Doing good to do well
Philanthropy, the environment, ethical labor practices, and workplace equity are some of the areas where organizations are responsible for doing good to do well. Ethical factors are three times more important to consumer trust than brand competence and 83% of Millennials want their values to align with the brands from which they buy.
The good news is that brands increasingly see that if they stand up for their values, they’ll be more successful—especially when they are communicated with transparency and authenticity, even if there is more work to do. According to the Inspiring Purpose-led Growth survey, brands with a purpose at their core grow at a rate more than twice as fast as those without (175% vs. 70%).
This is a new world; one where values-based marketing has to be balanced with potentially alienating customers. There is a massive amount of cynicism when it comes to brands that release statements in regards to social injustices. Sixty-five percent of U.S. adults say brands do that just to retain customers. That’s an ugly place to sit when most have altruistic values and want to do better, while responding to consumers’ needs.
Do the values align with company culture?
If you’re new to discussing your values to meet consumers’ needs or if it’s old hat, there are four questions to answer before making a statement or launching anything new:
- Does my brand have a history of supporting social justice or will the action be seen as performative and opportunistic?
- Is there a measurable way of quantifying our response?
- Is our workforce diverse?
- Is our executive team diverse?
With the first question, the brand may not yet have a history of publicly supporting social justice. In that case, doing so in a way that doesn’t seem to be opportunistic can be challenging. Not impossible, but there should be some care in how it’s handled.

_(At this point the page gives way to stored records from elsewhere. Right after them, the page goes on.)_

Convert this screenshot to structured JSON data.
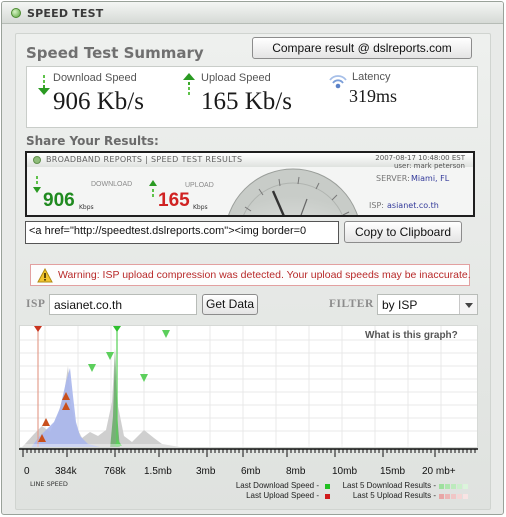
{
  "window": {
    "title": "SPEED TEST"
  },
  "summary": {
    "title": "Speed Test Summary",
    "compare_label": "Compare result @ dslreports.com",
    "download": {
      "label": "Download Speed",
      "value": "906 Kb/s"
    },
    "upload": {
      "label": "Upload Speed",
      "value": "165 Kb/s"
    },
    "latency": {
      "label": "Latency",
      "value": "319ms"
    }
  },
  "share": {
    "title": "Share Your Results:",
    "badge": {
      "header": "BROADBAND REPORTS | SPEED TEST RESULTS",
      "datetime": "2007-08-17 10:48:00 EST",
      "user": "user: mark peterson",
      "download_label": "DOWNLOAD",
      "download_value": "906",
      "upload_label": "UPLOAD",
      "upload_value": "165",
      "unit": "Kbps",
      "server_label": "SERVER:",
      "server_value": "Miami, FL",
      "isp_label": "ISP:",
      "isp_value": "asianet.co.th"
    },
    "embed_code": "<a href=\"http://speedtest.dslreports.com\"><img border=0",
    "copy_label": "Copy to Clipboard"
  },
  "warning": {
    "text": "Warning: ISP upload compression was detected. Your upload speeds may be inaccurate."
  },
  "controls": {
    "isp_label": "ISP",
    "isp_value": "asianet.co.th",
    "get_data_label": "Get Data",
    "filter_label": "FILTER",
    "filter_value": "by ISP"
  },
  "graph": {
    "help_label": "What is this graph?",
    "axis_ticks": [
      "0",
      "384k",
      "768k",
      "1.5mb",
      "3mb",
      "6mb",
      "8mb",
      "10mb",
      "15mb",
      "20 mb+"
    ],
    "line_speed_label": "LINE SPEED"
  },
  "legend": {
    "last_download": "Last Download Speed -",
    "last_upload": "Last Upload Speed -",
    "last5_download": "Last 5 Download Results -",
    "last5_upload": "Last 5 Upload Results -"
  },
  "colors": {
    "download": "#2aa82a",
    "upload": "#c9331d",
    "gauge_needle": "#333333"
  }
}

Numerous brands have been called out on social media for practices that run contrary to their now stated goals. That’s where the answers to the third and fourth questions are important. If the brand makes a statement that says they don’t put up with racism or harassment, it must be above reproach. If it claims to be diverse, but no one on the leadership team is a woman or person of color, it must be prepared for backlash.

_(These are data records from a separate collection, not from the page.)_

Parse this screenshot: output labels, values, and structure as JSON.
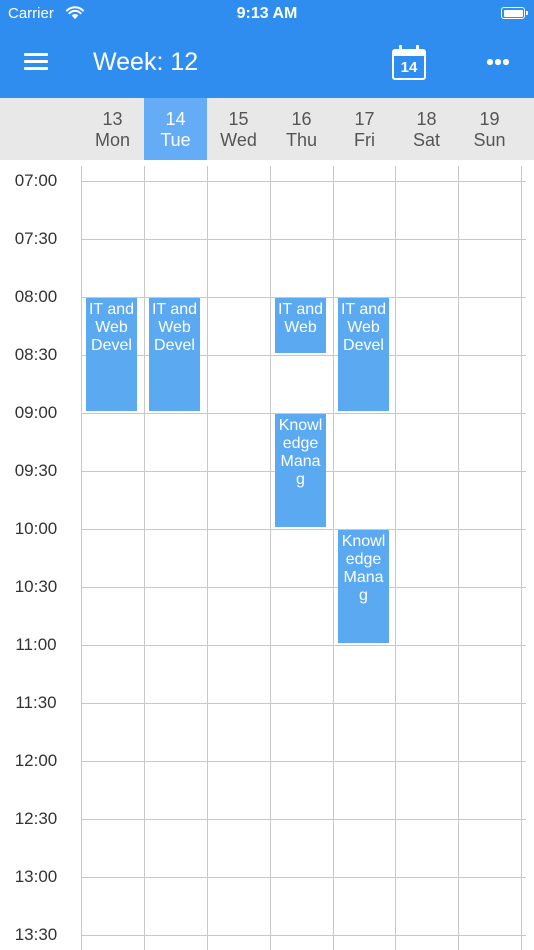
{
  "status_bar": {
    "carrier": "Carrier",
    "time": "9:13 AM"
  },
  "toolbar": {
    "title": "Week: 12",
    "today_day": "14"
  },
  "colors": {
    "primary": "#2f8df0",
    "selected_day": "#64acf6",
    "event": "#5aa9f1",
    "header_bg": "#e8e8e8"
  },
  "icons": {
    "menu": "hamburger-icon",
    "today": "calendar-icon",
    "more": "more-horizontal-icon",
    "wifi": "wifi-icon",
    "battery": "battery-icon"
  },
  "days": [
    {
      "num": "13",
      "name": "Mon",
      "selected": false
    },
    {
      "num": "14",
      "name": "Tue",
      "selected": true
    },
    {
      "num": "15",
      "name": "Wed",
      "selected": false
    },
    {
      "num": "16",
      "name": "Thu",
      "selected": false
    },
    {
      "num": "17",
      "name": "Fri",
      "selected": false
    },
    {
      "num": "18",
      "name": "Sat",
      "selected": false
    },
    {
      "num": "19",
      "name": "Sun",
      "selected": false
    }
  ],
  "times": [
    "07:00",
    "07:30",
    "08:00",
    "08:30",
    "09:00",
    "09:30",
    "10:00",
    "10:30",
    "11:00",
    "11:30",
    "12:00",
    "12:30",
    "13:00",
    "13:30"
  ],
  "events": [
    {
      "title": "IT and Web Devel",
      "day": 0,
      "start": "08:00",
      "end": "09:00"
    },
    {
      "title": "IT and Web Devel",
      "day": 1,
      "start": "08:00",
      "end": "09:00"
    },
    {
      "title": "IT and Web",
      "day": 3,
      "start": "08:00",
      "end": "08:30"
    },
    {
      "title": "IT and Web Devel",
      "day": 4,
      "start": "08:00",
      "end": "09:00"
    },
    {
      "title": "Knowledge Manag",
      "day": 3,
      "start": "09:00",
      "end": "10:00"
    },
    {
      "title": "Knowledge Manag",
      "day": 4,
      "start": "10:00",
      "end": "11:00"
    }
  ]
}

For instance, #PullUpOrShutUp launched in June when Sharon Chuter, an executive in the cosmetic industry, asked brands to detail the number of Black employees they have on staff at a corporate or executive level. Within 72 hours, six of the top 10 beauty brands “pulled up”. What they found was that not a single brand is at population parity with the adult Black population (13%) and only one brand is above the Black college graduate population of 10%.
Many published their low diversity numbers with a promise of transparency and the intent to do better. While this exercise did not showcase diversity for any of the largest global beauty brands, it did place them in a more positive light because of their honesty.
Today’s socially responsible brand
There still is something to be said for transparency and authenticity, even if the results don’t meet the needs of consumers. Before doing so, though, conduct a risk assessment of your brand’s history and current diversity situation so that you enter into a public statement fully aware of any exposure.
Is there unaddressed racial bias inside the organization? Can employees (former or current) counter the brand’s claims? Will consumers demand more action?
These are all questions to be answered while doing that assessment. The best way to do that is through brand-focused social listening and early-warning risk intelligence, which will help you survey the entire landscape and help you understand what could be at play.
If, during the assessment phase, it’s determined that a statement will be made, be mindful that your messaging is authentic to the brand voice and that the company culture backs it up. If, however, your brand has no history of campaigning for social justice or being purpose-driven, consider carefully whether the statement will draw backlash and whether you are ready to be placed under scrutiny
Then, monitor the public reaction and be prepared with follow-up messaging to correct misinterpretations.
It’s a brave new world out there where there are new rules of online engagement and significantly higher demands from consumers. Brands have to figure out their place in the middle of it all, while still promoting their products and services.
Be certain a statement, campaign, or marketing event is not a reaction to what’s happening in the world. Rather, take a longer view on what your organization stands for and how it fits today’s definition of a socially responsible brand.